The recent revelation that the National Security Administration routinely gathers vast amounts of information on millions of Americans who are not suspected of terrorism did little to move the needle among New York’s Democratic establishment. Mr. Sherrill pointed to new research from academics at the University of Michigan and UC Berkeley showing that elected officials often overestimate the conservatism of their constituents as one possible explanation for the Democrats’ relative silence.

Academic studies do not necessarily support Ms. James or Mr. de Blasio’s claims, either. At best, studies have shown, security cameras have a mild effect on reducing crime. At worst, they do nothing.

A 2009 New York University study that tracked crime rates in Peter Cooper Village and Stuyvesant Town in Manhattan showed no persuasive evidence that security cameras reduced crime at Peter Cooper Village. There was stronger evidence of a drop in minor crime in Stuyvesant Town.

Previous studies, with few exceptions, were statistically inconclusive. A 2011 study from the Justice Policy Center at the Urban Institute in Washington D.C. found well-placed cameras can effectively reduce crime in certain troubled neighborhoods, though a researcher warned of “diminishing returns,” with each extra camera achieving less than the one installed before.

Public safety experts acknowledge that security cameras can help police solve crimes after they occur. The death of a Staten Island man in NYPD custody two weeks ago led to renewed calls for all police and civilian interactions to be videotaped.

Civil liberties advocates and some academics argue that trading a mild reduction in crime–if this reduction occurs at all–for the loss of privacy is dangerous, even in a post-9/11 society where terrorist attacks are always a possibility.

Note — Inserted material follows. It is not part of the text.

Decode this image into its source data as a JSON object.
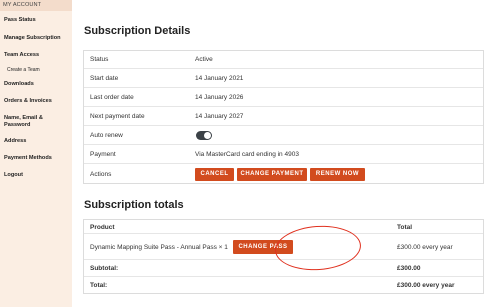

“Security cameras have been promoted and looked to as the solution to all our problems and, not surprisingly, they’re simply not a panacea,” said Donna Lieberman, the executive director of the New York Civil Liberties Union. “They carry with them a whole bunch of baggage in terms of the incursion on privacy rights and the ability to walk around anonymously.”

Ms. James claimed she had spoken with civil liberties advocates about her plan–she promised all security footage not related to the solving of crimes would be destroyed–though Ms. Lieberman could not recall having a conversation with Ms. James. The NYCLU attempted to count the number of security cameras in Manhattan eight years ago, repeating a study undertaken in the 1990s; Ms. Lieberman said the task was eventually abandoned after the sheer number of cameras became too great to count.

In certain neighborhoods, there was a “tenfold” or “thirtyfold” increase in cameras, she said.

For critics of the growing surveillance state, an inexorable camera surge can mean a future where mass quantities of data are harvested for unknown ends.

“Nobody knows essentially what’s going to happen with all the data,” said Setha Low, a professor of anthropology and psychology at the Graduate Center of the City University of New York.

Ms. Low argued that the September 11 attacks may have accelerated the use of cameras in public and private spheres, but the surveillance movement was well underway before September 11, 2001.

“Collecting data to be used at another time … completely undermines the kind of society we’re trying to build in the United States,” she continued. “It’s nothing new. What might be new is the political use of tools as part of a larger agenda of making people feel safe and secure.”